Why TRIZ is better than ASIT

G. L. Filkovsky, TRIZ Master,
Bonaire, Netherlands Antilles
e-mail:genady@diverecord.com

I’ve always been suspicious of ASIT. My gut feeling kept telling me that something was not quite right, but I couldn’t grasp that critical point. Finally, while reading Roni Horowitz’s “New Product Development Mini-Course” in November issue of The TRIZ Journal, I got it. It’s a matter of numbers!

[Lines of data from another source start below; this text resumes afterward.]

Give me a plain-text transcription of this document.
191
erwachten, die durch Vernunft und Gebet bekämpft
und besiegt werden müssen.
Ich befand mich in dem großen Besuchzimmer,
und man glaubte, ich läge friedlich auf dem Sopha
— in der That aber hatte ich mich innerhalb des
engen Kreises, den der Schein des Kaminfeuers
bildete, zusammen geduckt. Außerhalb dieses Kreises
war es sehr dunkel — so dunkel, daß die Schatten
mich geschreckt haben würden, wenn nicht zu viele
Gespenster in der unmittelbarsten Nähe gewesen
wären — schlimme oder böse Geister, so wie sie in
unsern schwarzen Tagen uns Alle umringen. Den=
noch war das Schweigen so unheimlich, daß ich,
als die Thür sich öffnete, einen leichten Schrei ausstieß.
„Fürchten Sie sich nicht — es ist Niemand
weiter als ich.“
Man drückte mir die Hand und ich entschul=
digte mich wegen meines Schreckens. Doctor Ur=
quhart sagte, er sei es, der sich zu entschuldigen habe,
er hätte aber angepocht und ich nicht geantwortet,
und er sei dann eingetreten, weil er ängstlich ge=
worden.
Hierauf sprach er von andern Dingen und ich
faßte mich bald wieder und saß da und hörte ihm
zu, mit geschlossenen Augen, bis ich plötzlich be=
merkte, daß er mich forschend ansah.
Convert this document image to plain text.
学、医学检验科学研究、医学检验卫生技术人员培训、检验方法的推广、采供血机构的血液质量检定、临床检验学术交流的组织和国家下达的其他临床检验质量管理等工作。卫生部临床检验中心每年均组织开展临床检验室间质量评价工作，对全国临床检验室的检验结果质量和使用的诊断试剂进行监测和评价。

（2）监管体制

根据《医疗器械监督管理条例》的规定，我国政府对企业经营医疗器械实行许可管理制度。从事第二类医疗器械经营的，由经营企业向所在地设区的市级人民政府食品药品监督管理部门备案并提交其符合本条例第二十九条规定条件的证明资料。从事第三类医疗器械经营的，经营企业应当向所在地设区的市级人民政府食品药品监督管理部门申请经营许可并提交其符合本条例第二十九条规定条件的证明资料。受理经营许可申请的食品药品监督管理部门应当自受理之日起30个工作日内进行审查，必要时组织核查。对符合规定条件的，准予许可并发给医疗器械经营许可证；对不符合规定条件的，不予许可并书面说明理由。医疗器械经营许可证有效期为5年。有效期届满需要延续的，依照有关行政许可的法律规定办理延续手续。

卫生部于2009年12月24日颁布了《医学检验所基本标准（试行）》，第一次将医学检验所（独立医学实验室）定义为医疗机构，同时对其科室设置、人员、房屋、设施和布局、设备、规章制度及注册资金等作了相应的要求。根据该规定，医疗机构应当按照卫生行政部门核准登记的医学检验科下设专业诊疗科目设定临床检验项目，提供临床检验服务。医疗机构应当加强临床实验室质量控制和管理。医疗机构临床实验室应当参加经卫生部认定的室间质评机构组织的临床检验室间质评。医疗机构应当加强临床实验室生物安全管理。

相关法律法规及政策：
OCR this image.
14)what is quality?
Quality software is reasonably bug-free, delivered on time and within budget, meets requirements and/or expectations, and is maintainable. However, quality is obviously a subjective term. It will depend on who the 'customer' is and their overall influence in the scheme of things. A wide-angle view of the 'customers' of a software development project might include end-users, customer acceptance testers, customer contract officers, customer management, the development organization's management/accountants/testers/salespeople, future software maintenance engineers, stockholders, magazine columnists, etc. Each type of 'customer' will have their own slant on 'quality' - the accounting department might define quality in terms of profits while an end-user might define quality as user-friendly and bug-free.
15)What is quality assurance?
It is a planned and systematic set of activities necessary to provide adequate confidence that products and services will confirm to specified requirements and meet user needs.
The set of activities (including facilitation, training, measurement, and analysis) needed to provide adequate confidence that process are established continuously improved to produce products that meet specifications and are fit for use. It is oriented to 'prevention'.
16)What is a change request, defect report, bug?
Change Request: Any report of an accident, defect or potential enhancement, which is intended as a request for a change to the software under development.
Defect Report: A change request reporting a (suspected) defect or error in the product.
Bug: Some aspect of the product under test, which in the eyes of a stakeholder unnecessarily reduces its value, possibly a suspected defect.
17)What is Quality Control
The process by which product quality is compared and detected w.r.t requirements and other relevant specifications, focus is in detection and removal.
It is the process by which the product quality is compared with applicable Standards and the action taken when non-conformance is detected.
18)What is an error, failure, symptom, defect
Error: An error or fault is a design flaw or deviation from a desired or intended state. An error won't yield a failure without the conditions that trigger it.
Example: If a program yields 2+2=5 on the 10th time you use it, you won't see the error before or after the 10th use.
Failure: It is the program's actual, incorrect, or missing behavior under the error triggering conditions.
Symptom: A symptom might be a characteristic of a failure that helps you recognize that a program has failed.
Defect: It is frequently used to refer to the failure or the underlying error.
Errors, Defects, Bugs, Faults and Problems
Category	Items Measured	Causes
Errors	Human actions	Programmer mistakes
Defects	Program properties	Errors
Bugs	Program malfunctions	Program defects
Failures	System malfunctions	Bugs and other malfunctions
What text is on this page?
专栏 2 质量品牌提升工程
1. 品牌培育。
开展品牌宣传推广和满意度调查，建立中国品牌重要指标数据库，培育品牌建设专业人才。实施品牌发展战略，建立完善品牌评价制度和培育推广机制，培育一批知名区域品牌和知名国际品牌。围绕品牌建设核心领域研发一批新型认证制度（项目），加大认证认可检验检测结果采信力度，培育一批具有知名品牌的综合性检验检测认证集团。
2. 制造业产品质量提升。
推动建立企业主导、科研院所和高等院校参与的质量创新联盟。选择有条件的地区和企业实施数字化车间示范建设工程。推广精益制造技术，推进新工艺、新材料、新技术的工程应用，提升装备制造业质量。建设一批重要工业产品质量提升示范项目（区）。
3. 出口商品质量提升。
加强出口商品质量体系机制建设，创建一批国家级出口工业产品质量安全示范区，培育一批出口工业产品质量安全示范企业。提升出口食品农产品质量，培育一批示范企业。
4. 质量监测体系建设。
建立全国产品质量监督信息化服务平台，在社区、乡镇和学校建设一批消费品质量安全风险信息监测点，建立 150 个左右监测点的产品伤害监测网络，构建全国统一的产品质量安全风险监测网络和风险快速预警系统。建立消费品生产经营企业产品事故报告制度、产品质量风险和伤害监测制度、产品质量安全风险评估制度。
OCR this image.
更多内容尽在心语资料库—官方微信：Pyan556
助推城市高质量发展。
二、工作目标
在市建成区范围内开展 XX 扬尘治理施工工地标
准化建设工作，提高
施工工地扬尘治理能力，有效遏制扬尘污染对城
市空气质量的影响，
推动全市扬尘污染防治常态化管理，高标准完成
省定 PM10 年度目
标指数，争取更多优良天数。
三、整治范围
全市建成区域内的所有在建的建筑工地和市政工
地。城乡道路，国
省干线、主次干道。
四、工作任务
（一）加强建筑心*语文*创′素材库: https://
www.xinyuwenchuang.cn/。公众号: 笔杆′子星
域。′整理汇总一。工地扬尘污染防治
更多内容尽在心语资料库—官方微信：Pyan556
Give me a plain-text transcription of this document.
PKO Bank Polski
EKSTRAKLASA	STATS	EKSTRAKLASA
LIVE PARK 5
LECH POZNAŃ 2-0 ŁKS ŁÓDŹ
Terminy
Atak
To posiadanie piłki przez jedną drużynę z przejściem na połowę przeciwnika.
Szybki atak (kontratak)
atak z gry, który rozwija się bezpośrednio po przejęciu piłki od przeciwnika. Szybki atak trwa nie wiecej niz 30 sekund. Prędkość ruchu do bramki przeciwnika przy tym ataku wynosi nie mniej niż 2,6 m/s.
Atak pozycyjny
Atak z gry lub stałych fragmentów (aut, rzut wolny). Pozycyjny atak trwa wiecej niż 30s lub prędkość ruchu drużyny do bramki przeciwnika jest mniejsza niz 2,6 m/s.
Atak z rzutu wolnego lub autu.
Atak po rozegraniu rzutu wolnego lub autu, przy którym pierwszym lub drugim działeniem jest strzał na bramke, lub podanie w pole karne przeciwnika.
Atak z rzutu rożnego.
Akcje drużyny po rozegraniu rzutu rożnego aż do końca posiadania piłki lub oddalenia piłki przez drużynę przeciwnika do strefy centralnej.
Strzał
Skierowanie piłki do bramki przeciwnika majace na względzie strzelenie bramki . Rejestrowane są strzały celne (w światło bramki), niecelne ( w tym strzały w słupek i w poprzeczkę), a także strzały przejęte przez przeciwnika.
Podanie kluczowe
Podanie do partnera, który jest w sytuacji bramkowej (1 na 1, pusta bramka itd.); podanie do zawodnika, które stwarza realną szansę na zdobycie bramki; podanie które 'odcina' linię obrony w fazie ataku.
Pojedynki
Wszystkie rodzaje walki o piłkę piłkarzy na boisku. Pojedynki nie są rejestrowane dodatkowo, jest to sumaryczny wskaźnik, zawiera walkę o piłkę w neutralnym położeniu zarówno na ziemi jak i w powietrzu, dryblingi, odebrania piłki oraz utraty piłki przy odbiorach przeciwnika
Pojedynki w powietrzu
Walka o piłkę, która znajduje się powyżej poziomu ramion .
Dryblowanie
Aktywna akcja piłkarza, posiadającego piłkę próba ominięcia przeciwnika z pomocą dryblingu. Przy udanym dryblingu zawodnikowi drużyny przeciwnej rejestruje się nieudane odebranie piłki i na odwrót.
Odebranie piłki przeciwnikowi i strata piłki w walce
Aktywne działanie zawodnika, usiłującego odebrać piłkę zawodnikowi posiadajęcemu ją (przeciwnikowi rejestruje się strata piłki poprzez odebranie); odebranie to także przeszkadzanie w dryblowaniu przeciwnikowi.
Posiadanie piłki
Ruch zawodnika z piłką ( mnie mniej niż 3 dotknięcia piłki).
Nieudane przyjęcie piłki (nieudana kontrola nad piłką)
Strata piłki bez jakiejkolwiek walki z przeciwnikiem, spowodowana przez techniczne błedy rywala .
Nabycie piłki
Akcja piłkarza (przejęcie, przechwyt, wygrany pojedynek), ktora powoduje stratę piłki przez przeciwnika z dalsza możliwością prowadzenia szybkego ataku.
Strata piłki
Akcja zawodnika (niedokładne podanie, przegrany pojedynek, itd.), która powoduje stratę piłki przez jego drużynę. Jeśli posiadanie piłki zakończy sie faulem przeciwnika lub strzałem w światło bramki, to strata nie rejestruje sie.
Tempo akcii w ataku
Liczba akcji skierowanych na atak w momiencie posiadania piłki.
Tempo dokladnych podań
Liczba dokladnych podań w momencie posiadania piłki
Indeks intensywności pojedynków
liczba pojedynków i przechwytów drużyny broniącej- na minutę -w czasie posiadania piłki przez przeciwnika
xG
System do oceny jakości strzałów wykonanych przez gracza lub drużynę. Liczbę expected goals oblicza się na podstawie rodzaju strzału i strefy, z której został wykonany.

My attention was attracted to numbers initially by the Roni’s list of highly successful – breakthroughs of their time – products, product categories and brands, on page 1. The list has 7 items! Roni looks at what’s common regarding these products. He calls it a closer look. Using his own terminology from the “13, 17, 19” puzzle discussion on page 3, I’d rather call it a narrow view of the problem world. Following his suggestion, I’m encouraged to take another, broader, look and to notice that the list has exactly SEVEN items.

Why it is important? Because SEVEN is a special number! One can easily see it: seven days in a week; seven musical notes; Seven Wonders of the World; seven cities of gold; seven swans a’ swimming; seventh heaven; “The Seven Habits of Highly Effective People” (by Stephen R. Covey, #1 National Bestseller of 1989)… It goes on and on. Even the Roni’s mini-course itself has seven installments.

On with numbers. The “13, 17, 19” puzzle has six numbers to be considered, and it is odd, as Roni shows in many ways. No wonder: SIX is NOT a special number!

Now, that our attention is on numbers, we have a tool to compare ASIT with TRIZ. Roni writes on page 4, that at the core of ASIT tools are six innovation patterns. This is odd! These six patterns have emerged from Roni’s historical analysis… Roni’s research indicates that most successful product innovations fit into one of these six patterns. Why SIX? What if Roni’s research has missed other patterns? What if Roni has misinterpreted a pattern and found two, where there was really one? SIX is NOT a special number, and having SIX in its basic patterns makes ASIT very suspicious.

This is different in TRIZ: TRIZ has 40 principles. Not only didn’t these 40 principles change in the last forty years, but they are found everywhere: economy, software, Singapore, Bible… No wonder: FORTY is a special number! Here is a partial list:

Forty years in the desert (Israelites). Forty days and forty nights in the desert (Jesus). Forty days on the mount (Moses). Forty days of flood. Ali Baba’s forty thieves. Life begins at forty. Forty winks. Forty is the only number whose constituent letters appear in alphabetical order. Forty is the number of 7-Queens Problem solutions (the SEVEN connection!). Minus 40 is the temperature (in degrees) at which Celsius and Fahrenheit scales are equivalent.

FORTY is a number of completeness. Having FORTY in its basic principles makes TRIZ complete and internally beautiful!